All of this extra effort will require additional resources, something that is becoming a pivotal challenge for all hospitals large and small. A substantial portion of a hospital’s income comes from elective surgeries. Ever since facilities were forced to cancel these procedures to ramp up Covid care, they have been hemorrhaging cash in extraordinary amounts. In New York State alone, one of the Buffalo region’s smallest hospitals has said they are losing roughly $1 million each month. In New York City, some of the major medical centers are losing as much as $450 million.

The same is happening in hospitals throughout the country. A USA Today investigation found that almost half of all counties with coronavirus cases are served by a hospital that reported a net loss in 2017. Their analysis predicts that, because of the Covid crisis, more than one hundred hospitals could shutter within a year. Many of these hospitals are in rural communities it means that when these hospitals close, there will be no other medical facility able to step in. Tens of thousands of Americans will be left without hospital care.

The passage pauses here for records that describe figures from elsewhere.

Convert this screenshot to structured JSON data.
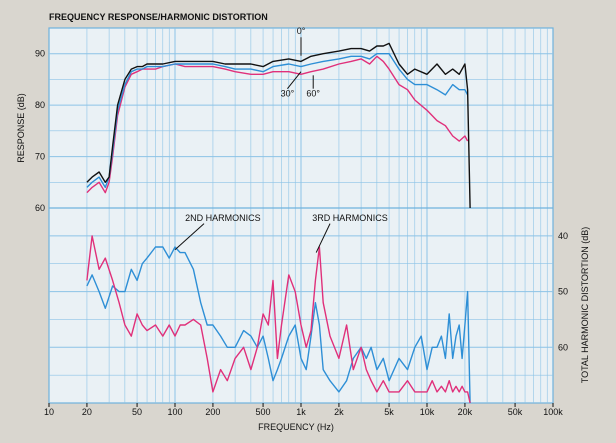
{
  "chart_data": {
    "type": "line",
    "title": "FREQUENCY RESPONSE/HARMONIC DISTORTION",
    "xlabel": "FREQUENCY (Hz)",
    "x_scale": "log",
    "xlim": [
      10,
      100000
    ],
    "x_ticks": [
      {
        "v": 10,
        "label": "10"
      },
      {
        "v": 20,
        "label": "20"
      },
      {
        "v": 50,
        "label": "50"
      },
      {
        "v": 100,
        "label": "100"
      },
      {
        "v": 200,
        "label": "200"
      },
      {
        "v": 500,
        "label": "500"
      },
      {
        "v": 1000,
        "label": "1k"
      },
      {
        "v": 2000,
        "label": "2k"
      },
      {
        "v": 5000,
        "label": "5k"
      },
      {
        "v": 10000,
        "label": "10k"
      },
      {
        "v": 20000,
        "label": "20k"
      },
      {
        "v": 50000,
        "label": "50k"
      },
      {
        "v": 100000,
        "label": "100k"
      }
    ],
    "grid": true,
    "panels": [
      {
        "id": "response",
        "ylabel": "RESPONSE (dB)",
        "ylim": [
          60,
          95
        ],
        "y_ticks": [
          60,
          70,
          80,
          90
        ],
        "annotations": [
          {
            "text": "0°",
            "x": 1000,
            "y": 93.8
          },
          {
            "text": "30°",
            "x": 780,
            "y": 81.7
          },
          {
            "text": "60°",
            "x": 1250,
            "y": 81.7
          }
        ],
        "series": [
          {
            "name": "0°",
            "color": "#111111",
            "x": [
              20,
              22,
              25,
              28,
              30,
              32,
              35,
              40,
              45,
              50,
              55,
              60,
              70,
              80,
              100,
              120,
              150,
              200,
              250,
              300,
              400,
              500,
              600,
              800,
              1000,
              1200,
              1500,
              2000,
              2500,
              3000,
              3500,
              4000,
              4500,
              5000,
              6000,
              7000,
              8000,
              10000,
              12000,
              14000,
              16000,
              18000,
              20000,
              21000,
              22000
            ],
            "y": [
              65,
              66,
              67,
              65,
              66,
              72,
              80,
              85,
              87,
              87.5,
              87.5,
              88,
              88,
              88,
              88.5,
              88.5,
              88.5,
              88.5,
              88,
              88,
              88,
              87.5,
              88.5,
              89,
              88.5,
              89.5,
              90,
              90.5,
              91,
              91,
              90.5,
              91.5,
              91.5,
              92,
              88,
              86,
              87,
              86,
              88,
              86,
              87,
              86,
              88,
              83,
              60
            ]
          },
          {
            "name": "30°",
            "color": "#2e8fd6",
            "x": [
              20,
              22,
              25,
              28,
              30,
              32,
              35,
              40,
              45,
              50,
              55,
              60,
              70,
              80,
              100,
              120,
              150,
              200,
              250,
              300,
              400,
              500,
              600,
              800,
              1000,
              1200,
              1500,
              2000,
              2500,
              3000,
              3500,
              4000,
              4500,
              5000,
              6000,
              7000,
              8000,
              10000,
              12000,
              14000,
              16000,
              18000,
              20000,
              21000
            ],
            "y": [
              64,
              65,
              66,
              64,
              66,
              71,
              79,
              84,
              86.5,
              87,
              87,
              87.5,
              87.5,
              87.5,
              88,
              88,
              88,
              88,
              87.5,
              87,
              87,
              86.5,
              87.5,
              88,
              87.5,
              88,
              88.5,
              89,
              89.5,
              89.5,
              89,
              90,
              90,
              90,
              87,
              85,
              84,
              84,
              83,
              82,
              84,
              83,
              83,
              82
            ]
          },
          {
            "name": "60°",
            "color": "#e0307a",
            "x": [
              20,
              22,
              25,
              28,
              30,
              32,
              35,
              40,
              45,
              50,
              55,
              60,
              70,
              80,
              100,
              120,
              150,
              200,
              250,
              300,
              400,
              500,
              600,
              800,
              1000,
              1200,
              1500,
              2000,
              2500,
              3000,
              3500,
              4000,
              4500,
              5000,
              6000,
              7000,
              8000,
              10000,
              12000,
              14000,
              16000,
              18000,
              20000,
              21000
            ],
            "y": [
              63,
              64,
              65,
              63,
              65,
              70,
              78,
              83.5,
              86,
              86.5,
              87,
              87,
              87,
              87.5,
              88,
              87.5,
              87.5,
              87.5,
              87,
              86.5,
              86,
              86,
              86.5,
              86.5,
              86,
              86.5,
              87,
              88,
              88.5,
              89,
              88,
              89.5,
              88.5,
              87,
              84,
              83,
              81,
              79,
              77,
              76,
              74,
              73,
              74,
              73
            ]
          }
        ]
      },
      {
        "id": "distortion",
        "ylabel": "TOTAL HARMONIC DISTORTION (dB)",
        "ylabel_side": "right",
        "ylim": [
          70,
          35
        ],
        "y_ticks": [
          40,
          50,
          60
        ],
        "annotations": [
          {
            "text": "2ND HARMONICS",
            "x": 240,
            "y": 37.3
          },
          {
            "text": "3RD HARMONICS",
            "x": 2450,
            "y": 37.3
          }
        ],
        "series": [
          {
            "name": "2ND HARMONICS",
            "color": "#2e8fd6",
            "x": [
              20,
              22,
              25,
              28,
              32,
              36,
              40,
              45,
              50,
              55,
              60,
              70,
              80,
              90,
              100,
              110,
              120,
              140,
              160,
              180,
              200,
              230,
              260,
              300,
              350,
              400,
              450,
              500,
              550,
              600,
              650,
              700,
              800,
              900,
              1000,
              1100,
              1200,
              1300,
              1400,
              1500,
              1700,
              2000,
              2300,
              2600,
              3000,
              3300,
              3600,
              4000,
              4500,
              5000,
              6000,
              7000,
              8000,
              9000,
              10000,
              11000,
              12000,
              13000,
              14000,
              15000,
              16000,
              17000,
              18000,
              19000,
              20000,
              21000,
              22000
            ],
            "y": [
              49,
              47,
              50,
              53,
              49,
              50,
              50,
              46,
              48,
              45,
              44,
              42,
              42,
              44,
              42,
              43,
              43,
              46,
              52,
              56,
              56,
              58,
              60,
              60,
              57,
              58,
              60,
              58,
              62,
              66,
              64,
              62,
              58,
              56,
              62,
              64,
              58,
              52,
              56,
              64,
              66,
              68,
              66,
              62,
              60,
              62,
              60,
              64,
              62,
              66,
              62,
              64,
              60,
              58,
              64,
              60,
              60,
              58,
              62,
              54,
              62,
              58,
              56,
              62,
              56,
              50,
              70
            ]
          },
          {
            "name": "3RD HARMONICS",
            "color": "#e0307a",
            "x": [
              20,
              22,
              25,
              28,
              32,
              36,
              40,
              45,
              50,
              55,
              60,
              70,
              80,
              90,
              100,
              110,
              120,
              140,
              160,
              180,
              200,
              230,
              260,
              300,
              350,
              400,
              450,
              500,
              550,
              600,
              650,
              700,
              800,
              900,
              1000,
              1100,
              1200,
              1300,
              1400,
              1500,
              1700,
              2000,
              2300,
              2600,
              3000,
              3300,
              3600,
              4000,
              4500,
              5000,
              6000,
              7000,
              8000,
              9000,
              10000,
              11000,
              12000,
              13000,
              14000,
              15000,
              16000,
              17000,
              18000,
              19000,
              20000,
              21000,
              22000
            ],
            "y": [
              48,
              40,
              46,
              44,
              48,
              52,
              56,
              58,
              54,
              56,
              57,
              56,
              58,
              56,
              58,
              56,
              56,
              55,
              56,
              62,
              68,
              64,
              66,
              62,
              60,
              64,
              60,
              54,
              56,
              48,
              62,
              56,
              47,
              50,
              56,
              60,
              57,
              48,
              42,
              52,
              58,
              62,
              56,
              64,
              60,
              64,
              66,
              68,
              66,
              68,
              68,
              66,
              68,
              68,
              68,
              66,
              68,
              67,
              68,
              66,
              68,
              67,
              68,
              67,
              68,
              68,
              70
            ]
          }
        ]
      }
    ]
  }
}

The only way these hospitals can survive is with an immediate infusion of money. True, there are some large hospitals with generous endowment funds that may be able to make it through the crisis without outside support. But smaller hospitals in rural communities and many safety net hospitals in larger cities are running out of cash already. We cannot charge patients more for the care they are receiving. A recent poll suggests that one in seven Americans avoid seeking care because of the financial burden and potential cost. The onus is on our government to step in and support our hospitals as they reopen fully. It is quite simply a matter of life and death, not convenience or economic recovery.